Originally established under the Forest Service’s dubious mission of helping rural communities take advantage of natural resources, the EAP has become an annual source of pork. Its funding, which is controlled entirely by Congress, has been heavily earmarked (often anonymously) and wasted on tasks clearly outside the Forest Service’s mission. It provided $10,000 to Washington’s Pacific County Water Music Festival in 1997, and has funded wastewater treatment studies, community centers, and manufacturing facilities, mostly in the Pacific Northwest.

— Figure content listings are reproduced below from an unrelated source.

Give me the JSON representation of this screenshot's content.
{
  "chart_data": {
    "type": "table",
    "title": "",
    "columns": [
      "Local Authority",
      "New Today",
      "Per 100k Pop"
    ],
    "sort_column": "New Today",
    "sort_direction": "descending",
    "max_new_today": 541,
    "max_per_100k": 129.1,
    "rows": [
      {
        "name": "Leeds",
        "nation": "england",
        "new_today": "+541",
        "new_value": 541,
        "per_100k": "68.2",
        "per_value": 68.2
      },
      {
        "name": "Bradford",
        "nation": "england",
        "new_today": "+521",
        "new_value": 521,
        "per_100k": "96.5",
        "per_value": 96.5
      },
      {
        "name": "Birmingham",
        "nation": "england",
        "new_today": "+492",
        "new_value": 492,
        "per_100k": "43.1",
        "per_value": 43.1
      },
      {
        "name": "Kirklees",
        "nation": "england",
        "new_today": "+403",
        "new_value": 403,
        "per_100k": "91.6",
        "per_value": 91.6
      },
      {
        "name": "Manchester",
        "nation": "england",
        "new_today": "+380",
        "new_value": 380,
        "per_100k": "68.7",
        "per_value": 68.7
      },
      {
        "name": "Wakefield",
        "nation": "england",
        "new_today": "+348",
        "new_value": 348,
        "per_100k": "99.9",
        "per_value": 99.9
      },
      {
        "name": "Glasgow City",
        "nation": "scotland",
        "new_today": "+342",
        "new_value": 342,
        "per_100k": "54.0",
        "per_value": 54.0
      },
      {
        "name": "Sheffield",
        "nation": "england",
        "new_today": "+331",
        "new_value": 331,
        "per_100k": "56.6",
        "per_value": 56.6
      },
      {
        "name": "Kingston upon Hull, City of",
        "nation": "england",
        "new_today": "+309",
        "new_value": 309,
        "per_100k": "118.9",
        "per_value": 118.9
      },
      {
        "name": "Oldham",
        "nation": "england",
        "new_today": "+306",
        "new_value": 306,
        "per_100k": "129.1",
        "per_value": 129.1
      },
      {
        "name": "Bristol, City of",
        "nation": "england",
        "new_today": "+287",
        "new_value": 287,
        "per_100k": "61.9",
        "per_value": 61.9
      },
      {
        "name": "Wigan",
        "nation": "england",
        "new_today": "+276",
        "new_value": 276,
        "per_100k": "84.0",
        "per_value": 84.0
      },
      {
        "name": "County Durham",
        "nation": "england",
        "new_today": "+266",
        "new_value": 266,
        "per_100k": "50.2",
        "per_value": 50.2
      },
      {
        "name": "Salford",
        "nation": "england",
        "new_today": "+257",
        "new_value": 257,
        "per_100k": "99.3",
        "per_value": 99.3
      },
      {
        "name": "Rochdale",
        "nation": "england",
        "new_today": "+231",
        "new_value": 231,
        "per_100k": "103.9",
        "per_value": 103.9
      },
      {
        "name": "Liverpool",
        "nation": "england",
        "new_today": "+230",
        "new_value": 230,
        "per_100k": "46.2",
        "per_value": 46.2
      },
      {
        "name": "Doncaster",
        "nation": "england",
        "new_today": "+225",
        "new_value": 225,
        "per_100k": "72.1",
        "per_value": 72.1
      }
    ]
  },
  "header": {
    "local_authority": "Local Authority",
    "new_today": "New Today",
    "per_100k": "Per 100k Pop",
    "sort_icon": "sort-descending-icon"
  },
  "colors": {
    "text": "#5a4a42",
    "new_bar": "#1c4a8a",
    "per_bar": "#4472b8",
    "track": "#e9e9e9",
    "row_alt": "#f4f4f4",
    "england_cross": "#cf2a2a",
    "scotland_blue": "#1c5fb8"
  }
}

A March 1, 2011 Government Accountability Office (GAO) report found that federal economic development programs are duplicative and wasteful. The GAO identified $6.5 billion in funding for 80 separate economic development programs at the Departments of Agriculture, Commerce, Housing and Urban Development, and the Small Business Administration, 46 of which may be addressing overlapping issues or populations. According to the GAO, USDA manages 31economic development programs and lacks “quality data on program outcomes.” The GAO has repeatedly advocated consolidation of development programs, but USDA has “taken only limited steps to fully address GAO’s concerns.”
CAGW President Tom Schatz said “This week’s GAO report made the unequivocal statement that dozens of USDA programs either do not achieve their stated goals or duplicate the goals of another agency. In the case of the EAP, it is unclear what those goals were in the first place. What has become crystal clear is that the USDA needs to shrink, and the EAP is a great place to start cutting.”
The USDA’s Economic Action Program is included in CAGW’s Prime Cuts database, a compendium of 763 waste-cutting recommendations that would save taxpayers $350 billion in the first year and $2.2 trillion over five years. It was recommended for removal in President Bush’s Fiscal Year (FY) 2008 Terminations, Reductions, and Savings, and was similarly nominated by President Obama in FYs 2011 and 2012.
Citizens Against Government Waste is a nonpartisan, nonprofit organization dedicated to eliminating waste, fraud, mismanagement and abuse in government. The Spending Cut of the Week calls attention to a federal program that is wasteful or duplicative.